Gregor dragged his attention away from Dr. Elkinson, Dr. Crockett, and Miss Maryanne Veer, and found himself face-to-face with a very worried Father Tibor. He felt almost instantly guilty. He had meant to rattle Dr. Crockett and see what came of it. He hadn’t meant to put Father Tibor Kasparian off his food.
“Tibor,” he said, “don’t get so upset. I was just presenting a possibility. I don’t have any real—”
“What’s that?” Bennis said.
Bennis was an immobile sitter. She got comfortable where she wanted to be and stayed there. Now she was rising off her seat, leaning forward, her palms flat against the table and her arms straining to stretch just a little longer, just a little farther. The tone of her voice had been so shocked, Gregor found himself rising too, turning toward the cash register again, confused and alarmed.
He had every reason to be alarmed. What he saw, when he finally got himself into position, was a tragedy out of a cheap horror movie.

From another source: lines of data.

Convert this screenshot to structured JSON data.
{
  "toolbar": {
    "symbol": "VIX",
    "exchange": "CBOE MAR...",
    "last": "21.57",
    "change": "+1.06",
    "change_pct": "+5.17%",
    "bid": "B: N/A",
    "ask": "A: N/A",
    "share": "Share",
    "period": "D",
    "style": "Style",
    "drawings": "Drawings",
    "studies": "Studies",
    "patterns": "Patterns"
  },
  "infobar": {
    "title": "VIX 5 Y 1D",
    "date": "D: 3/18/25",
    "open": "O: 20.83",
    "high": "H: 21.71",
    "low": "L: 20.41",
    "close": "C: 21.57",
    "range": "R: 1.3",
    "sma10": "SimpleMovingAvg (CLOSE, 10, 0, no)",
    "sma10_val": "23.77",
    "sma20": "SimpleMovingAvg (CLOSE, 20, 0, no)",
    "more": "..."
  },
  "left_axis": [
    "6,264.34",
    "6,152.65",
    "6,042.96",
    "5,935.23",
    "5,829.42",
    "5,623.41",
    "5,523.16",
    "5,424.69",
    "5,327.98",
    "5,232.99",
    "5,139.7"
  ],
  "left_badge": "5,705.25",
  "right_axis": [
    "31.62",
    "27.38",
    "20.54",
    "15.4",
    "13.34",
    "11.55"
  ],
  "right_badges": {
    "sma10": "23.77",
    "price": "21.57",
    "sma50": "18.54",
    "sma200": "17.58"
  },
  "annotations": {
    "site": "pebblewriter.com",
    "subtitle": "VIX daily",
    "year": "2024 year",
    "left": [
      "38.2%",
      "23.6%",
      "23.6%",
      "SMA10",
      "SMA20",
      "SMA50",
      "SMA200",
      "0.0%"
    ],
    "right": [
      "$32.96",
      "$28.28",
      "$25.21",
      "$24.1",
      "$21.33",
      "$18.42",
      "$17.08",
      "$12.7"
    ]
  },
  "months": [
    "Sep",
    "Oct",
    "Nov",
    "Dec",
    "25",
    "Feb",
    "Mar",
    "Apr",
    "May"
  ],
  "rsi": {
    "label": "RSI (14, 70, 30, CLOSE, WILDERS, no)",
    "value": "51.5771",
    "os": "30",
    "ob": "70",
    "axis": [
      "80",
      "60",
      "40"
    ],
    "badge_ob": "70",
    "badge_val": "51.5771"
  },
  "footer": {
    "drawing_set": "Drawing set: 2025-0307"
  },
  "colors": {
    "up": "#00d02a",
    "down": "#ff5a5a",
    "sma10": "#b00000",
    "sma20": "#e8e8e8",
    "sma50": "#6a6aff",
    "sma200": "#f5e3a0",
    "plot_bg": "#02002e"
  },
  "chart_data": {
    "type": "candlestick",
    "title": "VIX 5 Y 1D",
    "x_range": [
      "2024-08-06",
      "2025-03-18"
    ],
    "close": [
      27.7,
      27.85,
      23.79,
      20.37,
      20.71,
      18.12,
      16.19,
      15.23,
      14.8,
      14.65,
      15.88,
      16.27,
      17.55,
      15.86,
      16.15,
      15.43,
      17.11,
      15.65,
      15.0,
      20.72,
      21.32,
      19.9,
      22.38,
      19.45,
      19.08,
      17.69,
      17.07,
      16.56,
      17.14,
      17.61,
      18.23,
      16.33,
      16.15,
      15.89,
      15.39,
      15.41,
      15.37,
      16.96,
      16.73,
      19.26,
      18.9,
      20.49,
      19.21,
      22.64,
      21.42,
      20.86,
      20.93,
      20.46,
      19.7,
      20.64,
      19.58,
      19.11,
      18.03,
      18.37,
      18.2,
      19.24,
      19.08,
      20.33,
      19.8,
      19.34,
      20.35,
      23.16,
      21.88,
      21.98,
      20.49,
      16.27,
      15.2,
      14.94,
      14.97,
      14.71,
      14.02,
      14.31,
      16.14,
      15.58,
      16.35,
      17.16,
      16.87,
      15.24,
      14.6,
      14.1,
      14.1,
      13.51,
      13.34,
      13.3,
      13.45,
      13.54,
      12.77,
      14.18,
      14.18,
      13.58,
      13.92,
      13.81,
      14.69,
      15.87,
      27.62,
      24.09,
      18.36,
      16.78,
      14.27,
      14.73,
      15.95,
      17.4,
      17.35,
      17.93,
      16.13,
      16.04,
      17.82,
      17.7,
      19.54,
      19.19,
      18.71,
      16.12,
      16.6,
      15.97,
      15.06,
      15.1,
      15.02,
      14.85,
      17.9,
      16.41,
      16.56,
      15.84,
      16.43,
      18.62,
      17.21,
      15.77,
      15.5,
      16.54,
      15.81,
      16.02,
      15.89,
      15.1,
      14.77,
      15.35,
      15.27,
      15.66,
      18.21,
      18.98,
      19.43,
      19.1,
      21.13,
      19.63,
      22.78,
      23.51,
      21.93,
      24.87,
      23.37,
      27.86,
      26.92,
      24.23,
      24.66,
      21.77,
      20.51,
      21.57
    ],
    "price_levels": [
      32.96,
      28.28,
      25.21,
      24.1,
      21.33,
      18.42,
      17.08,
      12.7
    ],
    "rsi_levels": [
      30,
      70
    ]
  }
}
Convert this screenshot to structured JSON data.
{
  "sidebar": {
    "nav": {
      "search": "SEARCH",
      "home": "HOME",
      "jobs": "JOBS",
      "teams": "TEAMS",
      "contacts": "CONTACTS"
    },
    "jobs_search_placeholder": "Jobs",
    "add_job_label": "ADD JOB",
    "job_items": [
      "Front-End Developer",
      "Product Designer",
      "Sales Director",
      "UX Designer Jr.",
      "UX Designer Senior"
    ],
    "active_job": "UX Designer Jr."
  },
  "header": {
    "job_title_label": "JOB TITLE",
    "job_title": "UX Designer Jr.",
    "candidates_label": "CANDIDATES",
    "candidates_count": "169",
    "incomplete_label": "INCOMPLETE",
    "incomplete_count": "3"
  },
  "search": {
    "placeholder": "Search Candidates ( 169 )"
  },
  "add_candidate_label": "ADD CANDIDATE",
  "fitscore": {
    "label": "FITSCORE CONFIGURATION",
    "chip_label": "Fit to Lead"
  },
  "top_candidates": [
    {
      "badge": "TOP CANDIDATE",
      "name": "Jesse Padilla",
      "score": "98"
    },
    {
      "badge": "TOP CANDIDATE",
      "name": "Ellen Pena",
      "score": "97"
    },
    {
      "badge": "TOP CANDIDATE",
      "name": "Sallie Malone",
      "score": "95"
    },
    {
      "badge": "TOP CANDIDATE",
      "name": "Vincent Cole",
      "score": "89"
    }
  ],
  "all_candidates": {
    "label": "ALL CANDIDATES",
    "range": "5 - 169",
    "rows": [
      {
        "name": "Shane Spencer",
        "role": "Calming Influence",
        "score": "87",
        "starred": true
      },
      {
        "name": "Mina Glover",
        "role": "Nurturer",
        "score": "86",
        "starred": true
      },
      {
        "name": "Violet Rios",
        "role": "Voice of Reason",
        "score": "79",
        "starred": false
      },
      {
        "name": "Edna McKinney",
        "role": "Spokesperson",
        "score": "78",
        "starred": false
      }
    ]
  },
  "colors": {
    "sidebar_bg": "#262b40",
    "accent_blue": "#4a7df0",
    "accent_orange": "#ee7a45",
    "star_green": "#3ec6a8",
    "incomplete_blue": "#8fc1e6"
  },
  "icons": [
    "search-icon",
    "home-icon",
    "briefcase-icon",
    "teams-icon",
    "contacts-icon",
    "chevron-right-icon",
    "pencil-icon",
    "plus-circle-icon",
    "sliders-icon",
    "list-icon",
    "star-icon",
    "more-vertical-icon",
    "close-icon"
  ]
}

Miss Maryanne Veer had moved away from the cash register, toward the center of the room. She was there now, alone, her head thrown back, the sound coming out of her throat a cross between a gurgle and a scream. Her chin had been stripped of skin and left raw and bloody. Something seemed to be eating into the front of her dress and the skin on her neck. At her feet, where her teacup had fallen and shattered, a puddle of brown and green was having no effect on the floor at all.